The best comparison I have to living through 2020 is the culture shock I experienced when I moved to Central Asia with the International Mission Board. “Culture shock” is a helpful phrase that captures the all-encompassing assault—on your body, mind, and emotions—that comes from moving to a new culture.
There are a few things that are different from my first experience with culture shock (in 2008) and the 2020 variety. Most notably, (1) that 2008 experience was more obvious because I had moved to another country. Looking around, I saw different clothing, different stores, different buildings. I heard a different language. Everything was obviously not what I was used to. (2) I had chosen to do this. It makes a big difference when you choose to walk into something tough. And (3) there was always the possibility of getting back to “normal.” If the pressure got to be too tough, we always had an exit.

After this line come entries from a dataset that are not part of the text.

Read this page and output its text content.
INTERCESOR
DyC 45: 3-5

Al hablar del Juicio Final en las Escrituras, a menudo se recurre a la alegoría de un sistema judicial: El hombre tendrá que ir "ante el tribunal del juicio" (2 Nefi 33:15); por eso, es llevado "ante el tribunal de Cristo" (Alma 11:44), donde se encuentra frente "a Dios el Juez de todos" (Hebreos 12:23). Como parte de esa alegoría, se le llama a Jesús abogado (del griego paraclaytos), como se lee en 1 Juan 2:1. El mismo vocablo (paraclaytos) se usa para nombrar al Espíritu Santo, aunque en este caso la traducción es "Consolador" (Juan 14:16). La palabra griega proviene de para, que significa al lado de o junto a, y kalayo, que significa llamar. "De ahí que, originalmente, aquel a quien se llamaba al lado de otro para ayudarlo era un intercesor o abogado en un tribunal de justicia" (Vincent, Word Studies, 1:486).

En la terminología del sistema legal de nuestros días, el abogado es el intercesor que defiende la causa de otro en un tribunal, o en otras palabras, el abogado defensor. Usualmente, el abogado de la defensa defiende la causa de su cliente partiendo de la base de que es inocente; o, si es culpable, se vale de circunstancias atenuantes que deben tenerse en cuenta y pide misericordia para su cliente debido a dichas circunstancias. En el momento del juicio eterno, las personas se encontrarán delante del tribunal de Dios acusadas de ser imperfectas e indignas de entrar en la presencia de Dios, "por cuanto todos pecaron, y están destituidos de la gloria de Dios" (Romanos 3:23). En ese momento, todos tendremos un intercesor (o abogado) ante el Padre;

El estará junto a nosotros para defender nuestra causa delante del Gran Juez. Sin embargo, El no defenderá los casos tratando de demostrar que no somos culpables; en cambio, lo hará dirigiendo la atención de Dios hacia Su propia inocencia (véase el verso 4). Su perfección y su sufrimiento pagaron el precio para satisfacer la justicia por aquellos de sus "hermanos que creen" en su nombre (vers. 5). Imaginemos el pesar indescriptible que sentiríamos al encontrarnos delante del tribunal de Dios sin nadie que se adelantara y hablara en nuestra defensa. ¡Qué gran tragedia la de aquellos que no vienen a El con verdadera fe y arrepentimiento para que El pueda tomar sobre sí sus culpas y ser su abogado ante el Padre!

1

It’s easy to see the differences between 2020’s difficulties and the culture shock I experienced in 2008. We haven’t moved anywhere. We haven’t chosen this. And there isn’t any exit. But there’s enough overlap that remembering my first round of culture shock has helped me weather the 2020 variety.

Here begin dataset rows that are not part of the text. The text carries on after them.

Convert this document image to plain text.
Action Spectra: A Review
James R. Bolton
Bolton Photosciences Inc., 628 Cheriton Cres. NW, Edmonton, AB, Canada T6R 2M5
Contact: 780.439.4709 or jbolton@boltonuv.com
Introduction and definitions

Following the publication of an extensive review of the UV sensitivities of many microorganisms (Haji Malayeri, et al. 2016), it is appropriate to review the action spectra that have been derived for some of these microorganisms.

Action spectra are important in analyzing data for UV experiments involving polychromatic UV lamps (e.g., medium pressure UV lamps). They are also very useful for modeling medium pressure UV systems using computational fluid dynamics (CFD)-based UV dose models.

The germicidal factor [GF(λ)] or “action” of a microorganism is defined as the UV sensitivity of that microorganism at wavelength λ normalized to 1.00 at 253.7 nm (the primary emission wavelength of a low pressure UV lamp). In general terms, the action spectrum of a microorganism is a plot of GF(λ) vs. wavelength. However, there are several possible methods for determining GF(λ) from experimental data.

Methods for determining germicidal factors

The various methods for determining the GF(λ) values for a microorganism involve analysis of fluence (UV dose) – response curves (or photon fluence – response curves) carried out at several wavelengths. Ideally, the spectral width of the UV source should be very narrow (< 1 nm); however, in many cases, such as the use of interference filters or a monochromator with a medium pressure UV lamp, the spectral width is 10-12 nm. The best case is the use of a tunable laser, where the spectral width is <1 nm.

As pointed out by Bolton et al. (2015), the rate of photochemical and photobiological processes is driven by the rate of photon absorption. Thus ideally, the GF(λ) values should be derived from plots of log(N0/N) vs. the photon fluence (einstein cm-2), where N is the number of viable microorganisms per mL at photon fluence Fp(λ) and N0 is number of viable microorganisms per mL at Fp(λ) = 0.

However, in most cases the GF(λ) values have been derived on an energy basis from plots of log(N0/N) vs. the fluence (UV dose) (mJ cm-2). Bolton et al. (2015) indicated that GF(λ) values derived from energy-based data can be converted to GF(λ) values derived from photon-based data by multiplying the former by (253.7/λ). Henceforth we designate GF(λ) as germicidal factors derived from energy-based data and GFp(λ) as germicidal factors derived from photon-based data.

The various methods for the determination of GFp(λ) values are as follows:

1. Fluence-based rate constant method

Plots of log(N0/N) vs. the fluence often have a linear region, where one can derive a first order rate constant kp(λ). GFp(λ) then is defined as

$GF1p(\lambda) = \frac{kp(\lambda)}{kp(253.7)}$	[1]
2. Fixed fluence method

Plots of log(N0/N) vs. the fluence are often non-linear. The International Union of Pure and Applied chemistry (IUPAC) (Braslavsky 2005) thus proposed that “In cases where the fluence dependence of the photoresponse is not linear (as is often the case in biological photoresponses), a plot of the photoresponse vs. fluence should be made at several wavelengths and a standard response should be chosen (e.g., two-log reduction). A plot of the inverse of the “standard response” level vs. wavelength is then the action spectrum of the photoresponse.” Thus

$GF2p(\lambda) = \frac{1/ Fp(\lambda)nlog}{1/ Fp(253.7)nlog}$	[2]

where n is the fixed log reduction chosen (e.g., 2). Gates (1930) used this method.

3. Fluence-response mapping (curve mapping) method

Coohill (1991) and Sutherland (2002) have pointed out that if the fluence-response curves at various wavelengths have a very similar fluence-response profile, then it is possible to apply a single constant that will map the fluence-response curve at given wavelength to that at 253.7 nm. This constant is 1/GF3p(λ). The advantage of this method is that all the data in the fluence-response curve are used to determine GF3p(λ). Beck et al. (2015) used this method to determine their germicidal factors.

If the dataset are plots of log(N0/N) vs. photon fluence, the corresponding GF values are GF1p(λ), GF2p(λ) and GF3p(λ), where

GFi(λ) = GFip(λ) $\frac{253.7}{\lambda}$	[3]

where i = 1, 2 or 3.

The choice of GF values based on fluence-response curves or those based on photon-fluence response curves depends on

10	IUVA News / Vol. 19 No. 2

Three Expectations of Culture Shock
Specifically, there are three expectations I had in 2008 that I’ve had to come back to in 2020. I was reminded of these recently by a missionary friend who was in New Orleans after Hurricane Katrina. The three expectations are:
1. For six weeks, expect to be more tired than you’re used to.
Culture shock is stressful, and whether our minds admit it or not, our bodies know it. In April, I talked to one person after another, all of them surprised that they’ve been sleeping more AND YET ARE STILL feeling more tired. They’ve been doing less but feeling completely exhausted at the end of the day. Culture shock does that to a body. Leave room for that and try to remember it’s not permanent.
2. For six months, expect things to take longer than they should.
As in, maybe, two or three times as long. Our society is (to put it mildly) having a hard time dealing with the pandemic. It’s not hard to imagine why normal activities would take longer: More resources are going to fighting a virus; more people are excessively tired and anxious; more and more people are getting sick. If we’re used to life moving at a certain pace, there’s nothing quite like culture shock (or a pandemic) to completely throw a wrench in our gears.
Try as we may, most normal activities are simply going to take forever. Add this to the reality #1 (you’re going to be tired more often), and the result is: You are going to get a lot less done. The sooner you accept that reality, the better.
This last one is the most important (and the most difficult):
3. For as long as it takes, give and receive grace.
When you and everyone close to you is experiencing culture shock, you are going to say some hurtful things. Hurtful things are going to be said to you. It’s never good to hold a grudge, but now more than ever, you’ve got to write your grievances down in pencil. You’re carrying far more than usual. So is every other person you know. We are suffering. We are hurting. You cannot remind yourself of that often enough.
There will come a day when the mists clear. You’ll find you feel like yourself again. You can move at a pace you like. You’ll remember some of the terrible things you said as if they were in a dream. When that day comes, thank God and seek reconciliation. Until then, be gentle with yourself and be gentle with others.